Mitch Abidor (contributing writer): Now that the full season of Nathan Fielder’s brilliant HBO series The Rehearsal can be binge-watched, I feel it to be my duty to recommend it. It is, to say the least, an odd show, and sometimes a painful one to watch. But it is also a profoundly moving, thought-provoking, exasperating, and exhilarating television masterpiece. It is a show that will leave no one indifferent, some considering it, as did The New Yorker’s reliably wrong-headed Richard Brody, “cruel.” Others will view it as a profound intellectual and emotional experience. I am very much in the latter camp.

Fielder’s previous show, Nathan For You, originally on Comedy Central and now streaming on Hulu, was a bizarre version of a business advice show. In it, Felder cooked up Rube Goldberg schemes to save failing businesses, like having people with communicable warts work as massage therapists so that customers at a spa would pay higher rates for wart-free massages. It also ended with perhaps the most moving single episode of any TV series, “Finding Frances,” in which Nathan assists an elderly Bill Gates impersonator in tracking down and winning back the lost love of his youth. The underlying theme of Nathan For You was the star’s loneliness and inability to connect with others.

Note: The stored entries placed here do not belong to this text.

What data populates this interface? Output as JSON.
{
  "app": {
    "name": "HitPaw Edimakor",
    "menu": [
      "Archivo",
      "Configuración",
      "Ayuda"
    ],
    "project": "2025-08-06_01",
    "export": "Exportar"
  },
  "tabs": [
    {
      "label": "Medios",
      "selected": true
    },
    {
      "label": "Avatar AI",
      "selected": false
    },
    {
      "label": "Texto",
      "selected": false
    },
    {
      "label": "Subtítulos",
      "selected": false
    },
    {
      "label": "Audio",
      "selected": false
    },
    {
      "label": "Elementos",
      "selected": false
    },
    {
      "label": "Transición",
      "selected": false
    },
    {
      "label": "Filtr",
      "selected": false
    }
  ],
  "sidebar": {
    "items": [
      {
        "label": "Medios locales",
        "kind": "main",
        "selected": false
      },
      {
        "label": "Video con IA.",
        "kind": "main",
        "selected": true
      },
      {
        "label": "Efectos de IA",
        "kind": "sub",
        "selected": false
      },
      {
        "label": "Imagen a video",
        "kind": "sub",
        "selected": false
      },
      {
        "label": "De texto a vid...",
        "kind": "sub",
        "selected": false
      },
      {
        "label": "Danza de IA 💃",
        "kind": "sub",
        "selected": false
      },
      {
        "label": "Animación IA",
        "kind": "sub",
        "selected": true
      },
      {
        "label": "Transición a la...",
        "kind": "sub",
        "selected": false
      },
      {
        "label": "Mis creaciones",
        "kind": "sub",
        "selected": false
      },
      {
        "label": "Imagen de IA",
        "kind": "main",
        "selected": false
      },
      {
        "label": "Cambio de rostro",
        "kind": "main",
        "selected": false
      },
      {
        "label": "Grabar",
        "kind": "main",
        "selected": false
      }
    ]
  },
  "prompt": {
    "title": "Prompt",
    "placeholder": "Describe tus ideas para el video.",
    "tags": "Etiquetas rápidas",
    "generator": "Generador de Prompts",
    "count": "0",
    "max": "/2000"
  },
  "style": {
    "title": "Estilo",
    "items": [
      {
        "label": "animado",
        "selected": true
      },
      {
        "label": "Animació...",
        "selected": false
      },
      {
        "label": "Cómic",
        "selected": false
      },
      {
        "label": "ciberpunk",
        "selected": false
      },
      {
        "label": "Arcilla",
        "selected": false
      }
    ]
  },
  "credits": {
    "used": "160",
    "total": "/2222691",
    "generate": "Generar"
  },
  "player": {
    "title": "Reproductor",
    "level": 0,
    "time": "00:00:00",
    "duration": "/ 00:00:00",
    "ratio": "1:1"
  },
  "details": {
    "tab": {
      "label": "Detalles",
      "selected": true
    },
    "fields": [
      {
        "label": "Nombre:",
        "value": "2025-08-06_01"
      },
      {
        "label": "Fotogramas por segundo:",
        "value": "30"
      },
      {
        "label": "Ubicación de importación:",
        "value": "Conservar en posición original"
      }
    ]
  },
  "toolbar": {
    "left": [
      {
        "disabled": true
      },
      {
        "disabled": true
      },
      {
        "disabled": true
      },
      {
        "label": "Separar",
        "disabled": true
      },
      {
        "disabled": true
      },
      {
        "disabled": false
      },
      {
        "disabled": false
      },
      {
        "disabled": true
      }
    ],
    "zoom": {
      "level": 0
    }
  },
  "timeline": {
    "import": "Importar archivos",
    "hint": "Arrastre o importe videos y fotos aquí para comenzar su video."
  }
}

The Rehearsal takes Fielder’s drive to help others in an unexpected direction. What if, in life, before doing anything drastic, we could rehearse beforehand all the possible scenarios and outcomes of a given crisis? The theory, mentioned in the first episode, is that life would be better off if we knew how our actions would turn out.

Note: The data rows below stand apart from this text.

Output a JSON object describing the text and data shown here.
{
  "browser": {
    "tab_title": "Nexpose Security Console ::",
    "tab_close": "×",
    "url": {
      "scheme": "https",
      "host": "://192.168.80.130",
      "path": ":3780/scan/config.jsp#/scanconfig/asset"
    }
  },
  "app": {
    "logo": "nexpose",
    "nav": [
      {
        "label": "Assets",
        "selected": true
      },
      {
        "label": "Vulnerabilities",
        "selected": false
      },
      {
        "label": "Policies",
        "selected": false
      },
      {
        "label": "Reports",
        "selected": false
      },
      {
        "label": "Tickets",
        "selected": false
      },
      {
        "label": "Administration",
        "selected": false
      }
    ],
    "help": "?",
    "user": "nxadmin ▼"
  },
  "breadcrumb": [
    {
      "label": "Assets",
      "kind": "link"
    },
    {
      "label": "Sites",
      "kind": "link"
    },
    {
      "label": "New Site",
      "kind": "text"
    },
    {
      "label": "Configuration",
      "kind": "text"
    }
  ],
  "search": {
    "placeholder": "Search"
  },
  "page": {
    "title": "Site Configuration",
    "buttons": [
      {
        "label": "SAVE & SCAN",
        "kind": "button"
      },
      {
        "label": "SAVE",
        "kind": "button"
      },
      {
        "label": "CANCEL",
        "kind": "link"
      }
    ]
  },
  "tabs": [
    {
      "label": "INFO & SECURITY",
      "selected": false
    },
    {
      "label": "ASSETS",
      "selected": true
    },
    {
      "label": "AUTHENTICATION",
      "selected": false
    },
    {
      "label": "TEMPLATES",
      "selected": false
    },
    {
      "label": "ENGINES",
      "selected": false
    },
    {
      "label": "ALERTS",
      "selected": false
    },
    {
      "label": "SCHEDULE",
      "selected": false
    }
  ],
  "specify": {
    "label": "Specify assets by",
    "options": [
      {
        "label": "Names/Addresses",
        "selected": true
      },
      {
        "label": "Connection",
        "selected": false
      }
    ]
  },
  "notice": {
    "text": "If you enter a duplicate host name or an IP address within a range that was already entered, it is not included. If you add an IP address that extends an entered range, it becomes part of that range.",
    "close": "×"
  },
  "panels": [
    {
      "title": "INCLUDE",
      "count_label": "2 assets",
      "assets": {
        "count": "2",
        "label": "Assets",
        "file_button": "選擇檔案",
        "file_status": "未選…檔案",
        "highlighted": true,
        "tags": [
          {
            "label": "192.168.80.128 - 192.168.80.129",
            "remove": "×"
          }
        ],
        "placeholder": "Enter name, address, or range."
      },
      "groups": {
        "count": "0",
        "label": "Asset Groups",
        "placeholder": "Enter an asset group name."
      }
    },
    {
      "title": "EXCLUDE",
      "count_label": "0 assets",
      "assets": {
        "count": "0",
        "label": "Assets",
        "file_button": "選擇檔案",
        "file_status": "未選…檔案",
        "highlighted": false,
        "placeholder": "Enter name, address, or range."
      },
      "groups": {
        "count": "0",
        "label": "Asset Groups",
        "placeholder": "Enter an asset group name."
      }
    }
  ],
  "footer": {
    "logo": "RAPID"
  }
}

But what we learn is that no preparatory work can get us ready for the twists life will throw at us. The bulk of the season was spent rehearsing for parenthood, with child actors filling in while a bible-thumping, conspiracy minded nut readies herself for motherhood, and with Nathan filling the role of father.

Nothing goes well between the ersatz parents, which is the first curveball reality throws. Nathan will always be awkward and uncomfortable around others. He attempts to escape his fundamentally submissive nature when, at his parents’ suggestion, he tries to add Judaism to the born-again household. The difficulties inherent in this situation immediately manifest themselves, and Nathan ends up losing his non-wife.

But the participants in Nathan’s experiments are real people with real human feelings, which Fielder seems not to have taken into account in devising the rehearsals. There are at least three truly cruel moments in the series, all the more cruel because despite the pretext of play-acting, they affect real people in a real way.

It is impossible to squeeze all the complexities of The Rehearsal into a brief recommendation. Every week, after each episode, my son Pascal and I had lengthy discussions of the ramifications of each episode, of what it said about parenting, Jewishness, relationships, reality itself, and our inability to truly know others. It’s a very rare show that offers all of this in 30-minute gulps.